Will inflation come back?
Bell believes that a rapid economic recovery will happen, but is sceptical that inflation will come through in a prolonged way.
He says: “As the economy opens up, demand will rise quickly, and inflation will rise, but it is like walking up a steep hill in the fog, you have no idea where the peak is. Very credible economists are predicting higher inflation but economists don’t have a good record of predicting inflation properly.”
He says the “scarring” left over from the pandemic will be seen in the empty shops and pubs that do not re-open, and this will put a lid on both growth and inflation rates.
Instead of the Lawson boom, he says the coming medium term economic outlook will be more like the1980s as a whole, with strong growth in some sectors, and weak growth in others, keeping the inflation and growth rates relatively low.
He says just as the recession was marked by some sectors doing well, and others doing badly, so will the recovery, but in the recovery phase, the opposite sectors may do well, relative to how they performed in the recession.
Simon Edelsten, who runs the Artemis Global Select fund, says markets have started to price in higher inflation, which has led to a sell-off of government bonds, and of tech stocks, and a rise in prices of valuations in more economically sensitive areas.
Bond prices fall when investors expect higher growth and inflation; this is because the fixed income from a bond is worth less if it is eroded by inflation, and less attractive if the returns from risk assets seem more secure as the economy recovers.

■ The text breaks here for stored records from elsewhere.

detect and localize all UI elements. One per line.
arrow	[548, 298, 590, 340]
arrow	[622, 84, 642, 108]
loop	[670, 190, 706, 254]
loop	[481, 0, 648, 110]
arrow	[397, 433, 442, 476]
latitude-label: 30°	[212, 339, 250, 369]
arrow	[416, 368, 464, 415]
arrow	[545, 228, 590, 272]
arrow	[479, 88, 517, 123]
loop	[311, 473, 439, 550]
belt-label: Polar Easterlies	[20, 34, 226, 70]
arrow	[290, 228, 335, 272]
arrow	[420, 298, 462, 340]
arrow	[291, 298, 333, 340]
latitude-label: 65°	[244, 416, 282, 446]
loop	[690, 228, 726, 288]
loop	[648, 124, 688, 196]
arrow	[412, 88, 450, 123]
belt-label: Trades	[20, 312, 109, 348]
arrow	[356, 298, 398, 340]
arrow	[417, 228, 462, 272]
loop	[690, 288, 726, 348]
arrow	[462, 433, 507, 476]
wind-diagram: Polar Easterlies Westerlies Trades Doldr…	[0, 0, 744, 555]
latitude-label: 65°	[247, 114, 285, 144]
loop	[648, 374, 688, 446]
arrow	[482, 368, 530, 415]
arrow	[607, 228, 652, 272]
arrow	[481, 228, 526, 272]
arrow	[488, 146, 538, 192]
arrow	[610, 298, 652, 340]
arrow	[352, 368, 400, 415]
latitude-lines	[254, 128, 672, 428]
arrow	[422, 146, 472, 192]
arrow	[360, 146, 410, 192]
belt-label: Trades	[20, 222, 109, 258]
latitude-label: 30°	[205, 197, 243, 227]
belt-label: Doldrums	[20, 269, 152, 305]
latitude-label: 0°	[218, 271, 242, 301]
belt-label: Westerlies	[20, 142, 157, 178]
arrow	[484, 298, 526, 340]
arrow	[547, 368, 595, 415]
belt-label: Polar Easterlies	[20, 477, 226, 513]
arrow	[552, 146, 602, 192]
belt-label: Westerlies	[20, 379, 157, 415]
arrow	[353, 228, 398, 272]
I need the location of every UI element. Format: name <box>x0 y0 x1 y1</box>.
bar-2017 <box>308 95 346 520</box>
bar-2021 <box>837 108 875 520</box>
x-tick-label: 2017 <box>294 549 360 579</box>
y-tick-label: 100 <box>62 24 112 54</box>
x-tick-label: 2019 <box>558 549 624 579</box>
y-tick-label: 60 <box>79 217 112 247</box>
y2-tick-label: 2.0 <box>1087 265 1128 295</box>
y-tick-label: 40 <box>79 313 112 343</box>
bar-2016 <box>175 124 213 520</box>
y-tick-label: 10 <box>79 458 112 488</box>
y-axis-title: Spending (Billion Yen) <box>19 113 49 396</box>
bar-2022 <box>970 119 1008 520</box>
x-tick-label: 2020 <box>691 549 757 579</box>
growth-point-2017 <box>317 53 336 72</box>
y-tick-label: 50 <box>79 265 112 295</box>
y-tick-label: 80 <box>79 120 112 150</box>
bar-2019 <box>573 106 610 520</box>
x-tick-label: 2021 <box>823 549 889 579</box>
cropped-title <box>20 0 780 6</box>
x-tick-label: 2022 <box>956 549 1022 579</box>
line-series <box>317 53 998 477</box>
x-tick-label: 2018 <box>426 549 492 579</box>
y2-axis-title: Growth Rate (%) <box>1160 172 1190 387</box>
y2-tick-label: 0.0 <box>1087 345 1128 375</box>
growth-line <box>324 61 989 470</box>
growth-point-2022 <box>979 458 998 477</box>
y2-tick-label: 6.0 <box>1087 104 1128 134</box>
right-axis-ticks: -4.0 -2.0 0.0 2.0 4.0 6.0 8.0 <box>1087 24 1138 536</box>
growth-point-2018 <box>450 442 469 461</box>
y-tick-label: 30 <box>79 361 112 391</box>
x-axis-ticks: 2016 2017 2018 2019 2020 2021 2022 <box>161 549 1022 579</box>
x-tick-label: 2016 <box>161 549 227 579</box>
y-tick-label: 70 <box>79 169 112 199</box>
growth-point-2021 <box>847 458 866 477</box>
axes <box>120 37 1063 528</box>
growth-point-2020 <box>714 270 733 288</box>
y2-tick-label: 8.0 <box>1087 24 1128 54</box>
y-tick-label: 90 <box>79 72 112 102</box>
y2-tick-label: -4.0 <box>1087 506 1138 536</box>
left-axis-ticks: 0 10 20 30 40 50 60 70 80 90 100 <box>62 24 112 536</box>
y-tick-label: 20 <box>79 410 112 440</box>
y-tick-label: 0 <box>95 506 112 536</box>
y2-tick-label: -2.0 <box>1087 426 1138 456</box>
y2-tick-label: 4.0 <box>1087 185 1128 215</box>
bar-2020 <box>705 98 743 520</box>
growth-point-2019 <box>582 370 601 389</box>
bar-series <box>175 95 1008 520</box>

Falling bond prices mean higher bond yields. Technology company stocks have fallen because, according to Edelsten, an investor can get an assured higher income from the bond today, even if its low, rather than have to wait potentially years for the income from technology companies to come through.
Instead he is investing in companies which trade cheaply now, and where there is a clearer sight of where revenues and profits are coming through.
Page believes that inflation could come to the UK, but not because growth in the economy will be so strong it smashes through the output gap, but rather because he believes the UK’s trend rate of growth has fallen. He believes the pandemic has reduced the trend growth rate by 2 per cent, and Brexit has reduced it further.
In this scenario, the output gap is smaller because the long-term growth rate is smaller, and it only needs relatively smaller amounts of growth to lead to inflation.
But he says he expects inflation to weaken in the years ahead, as technology-induced changes are likely to lead to empty buildings and structurally higher unemployment as many of the habits of the pandemic become part of the new normal.